More than that, God told Nathan to tell David, that he would have a son that would reign after him, and that his throne would be established forever—and that he would be regarded as God’s son—despite emphasizing that this son would come from David’s body. This was a safeguard, as all other ANE cultures regarded their god-kings as sexually engendered by the gods themselves. Even though this son of God would be the son of a man, he would always be human. And as Father to this son, God would have the right to discipline him if he needed it, rather than rejecting the dynasty, as He had with Saul.
We see hints of this special promise in Jesus’ life, when the children enthusiastically sang their hosannas (literally a song pleading for and thanking the king for political deliverance from the oppressing powers), and when He was referred to as the son of David. The people were reading into Jesus’ ministry the fulfillment of the promises God made to David. Jesus became the fulfillment of the everlasting dynasty (house) that God had promised to David—an issue taken up in the book of Revelation, where Jesus is the lion of the tribe of Judah, and where His people live and reign with Him for 1000 years.
But an even more remarkable story is found in Genesis.
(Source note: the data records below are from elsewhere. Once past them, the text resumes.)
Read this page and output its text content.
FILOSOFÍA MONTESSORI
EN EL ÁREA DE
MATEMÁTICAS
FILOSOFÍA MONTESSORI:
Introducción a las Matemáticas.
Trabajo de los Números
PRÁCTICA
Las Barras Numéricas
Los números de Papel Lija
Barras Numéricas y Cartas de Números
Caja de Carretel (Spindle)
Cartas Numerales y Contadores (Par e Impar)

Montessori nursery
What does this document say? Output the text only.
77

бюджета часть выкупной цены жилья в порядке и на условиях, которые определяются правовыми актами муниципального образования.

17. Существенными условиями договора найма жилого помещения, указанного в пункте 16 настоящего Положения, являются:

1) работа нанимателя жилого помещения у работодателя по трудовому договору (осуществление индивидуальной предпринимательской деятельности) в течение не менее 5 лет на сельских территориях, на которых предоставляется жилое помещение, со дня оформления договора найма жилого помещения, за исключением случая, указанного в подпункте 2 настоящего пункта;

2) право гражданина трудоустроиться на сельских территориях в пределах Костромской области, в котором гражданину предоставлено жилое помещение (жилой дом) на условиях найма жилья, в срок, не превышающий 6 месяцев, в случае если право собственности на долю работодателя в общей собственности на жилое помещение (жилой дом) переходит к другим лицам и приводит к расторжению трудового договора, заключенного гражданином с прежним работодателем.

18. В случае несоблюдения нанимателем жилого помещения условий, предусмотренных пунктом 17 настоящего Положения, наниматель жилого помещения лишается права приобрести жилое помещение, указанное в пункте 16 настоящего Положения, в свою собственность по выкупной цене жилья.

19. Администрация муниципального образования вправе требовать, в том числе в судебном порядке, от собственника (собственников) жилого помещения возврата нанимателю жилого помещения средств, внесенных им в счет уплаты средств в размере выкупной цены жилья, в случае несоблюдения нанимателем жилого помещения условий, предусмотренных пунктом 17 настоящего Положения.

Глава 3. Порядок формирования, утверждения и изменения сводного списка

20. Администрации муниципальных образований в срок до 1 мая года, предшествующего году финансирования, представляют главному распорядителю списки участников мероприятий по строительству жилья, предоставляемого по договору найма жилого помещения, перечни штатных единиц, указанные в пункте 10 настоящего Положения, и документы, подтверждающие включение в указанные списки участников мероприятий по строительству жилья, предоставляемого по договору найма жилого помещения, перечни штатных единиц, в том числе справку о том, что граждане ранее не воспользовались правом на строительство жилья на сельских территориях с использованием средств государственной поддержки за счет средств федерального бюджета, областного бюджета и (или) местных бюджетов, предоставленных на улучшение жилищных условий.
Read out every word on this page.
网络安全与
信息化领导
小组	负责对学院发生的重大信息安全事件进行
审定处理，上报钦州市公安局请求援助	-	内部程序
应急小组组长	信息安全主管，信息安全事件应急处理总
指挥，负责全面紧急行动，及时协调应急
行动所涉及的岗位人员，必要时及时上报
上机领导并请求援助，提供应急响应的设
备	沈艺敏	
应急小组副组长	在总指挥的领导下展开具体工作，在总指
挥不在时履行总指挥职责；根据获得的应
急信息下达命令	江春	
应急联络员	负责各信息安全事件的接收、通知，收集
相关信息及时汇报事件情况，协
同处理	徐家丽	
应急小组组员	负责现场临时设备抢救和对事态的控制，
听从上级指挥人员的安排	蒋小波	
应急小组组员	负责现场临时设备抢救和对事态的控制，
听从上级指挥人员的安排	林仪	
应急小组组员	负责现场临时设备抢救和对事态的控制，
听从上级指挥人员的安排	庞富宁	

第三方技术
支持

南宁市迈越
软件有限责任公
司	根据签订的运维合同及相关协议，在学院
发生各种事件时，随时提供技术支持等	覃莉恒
The story commences with the words “after these things” (Gen 15:1). The previous chapter describes Abram’s extraordinary efforts in freeing his nephew Lot and a handful of other captives, and restoring not only their stolen property but also all the loot stolen from the five cities of the plain by a 4-king confederacy. With the 318 “trained men” of his household, Abram stages a daring rescue and succeeds where the armies of 5 allied kings failed. The story ends with Abram paying tithes of his share of the proceeds to the enigmatic Melchizedec. But that is another story.
So it is after this that the events of chapter 15 occur. God had assured Abram on at least two previous occasions (Gen 12: 2 and 13:16), that he would have many children. It appears that that promise was made too long ago and Abram’s hope is growing cold.